Serhiy Larko left Ukraine’s Kharkiv region for Russia in 2015 to visit family. He says he was arrested for speaking out against the annexation of Crimea and the occupation of parts of Donbas, and ended up spending nine years in prison. He filed for extradition but says the process was stalled due to heavy fighting in Ukraine.

He’s now been stuck in the buffer zone of the Georgian border for two months. According to him, more than a hundred Ukrainians are being held there.

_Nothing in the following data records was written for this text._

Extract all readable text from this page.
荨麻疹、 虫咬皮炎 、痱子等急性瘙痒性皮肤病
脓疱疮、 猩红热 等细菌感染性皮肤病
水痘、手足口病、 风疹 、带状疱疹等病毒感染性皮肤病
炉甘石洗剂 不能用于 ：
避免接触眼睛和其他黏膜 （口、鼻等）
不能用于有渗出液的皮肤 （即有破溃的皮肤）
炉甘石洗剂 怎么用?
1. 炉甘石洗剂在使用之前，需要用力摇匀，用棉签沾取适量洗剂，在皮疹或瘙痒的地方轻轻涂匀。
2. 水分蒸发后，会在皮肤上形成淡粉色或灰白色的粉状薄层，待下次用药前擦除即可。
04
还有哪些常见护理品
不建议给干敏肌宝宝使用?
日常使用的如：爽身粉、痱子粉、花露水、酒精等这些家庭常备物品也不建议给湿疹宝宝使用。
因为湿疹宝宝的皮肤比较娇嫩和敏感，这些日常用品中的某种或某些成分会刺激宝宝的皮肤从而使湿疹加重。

“We take turns sleeping, in five shifts. More people keep arriving, and it’s becoming a humanitarian disaster,” he says. “They let us go outside for five or ten minutes a day. The rest of the time we’re in a damp basement. There are 97 men here — a lot of them have [been diagnosed with] tuberculosis or hepatitis. There are people with disabilities, and we take care of them.”

In a neighboring building, by his account, ten women are being held in even worse conditions. There’s no ventilation, they are only allowed access to toilets three times a day, and there’s not enough food.

Unlike many others, Serhiy has a valid Ukrainian ID, known as an “internal passport.” He says this makes it all the more confusing why he hasn’t been allowed to enter Georgia.

Serhiy is one of at least 15 Ukrainians stranded at the border who recently declared a hunger strike. The group also sent a message to Ukraine’s embassy in Georgia by email. “At the very least, I want to see the consul,” he says.

No one’s listening. There’s no medical help. They keep dangling Mondays in front of us, saying everything will be resolved ‘on Monday.’ But nothing gets resolved. This protest is our way of trying to be heard. I want to go home — to Ukraine. I don’t want to go back to Russia. And there’s a chance that could happen. We haven’t crossed into Georgia yet, so they could easily send us back.

According to media reports,  Russia has been deporting Ukrainians it deems “security threats” via the land border with Georgia since at least 2023.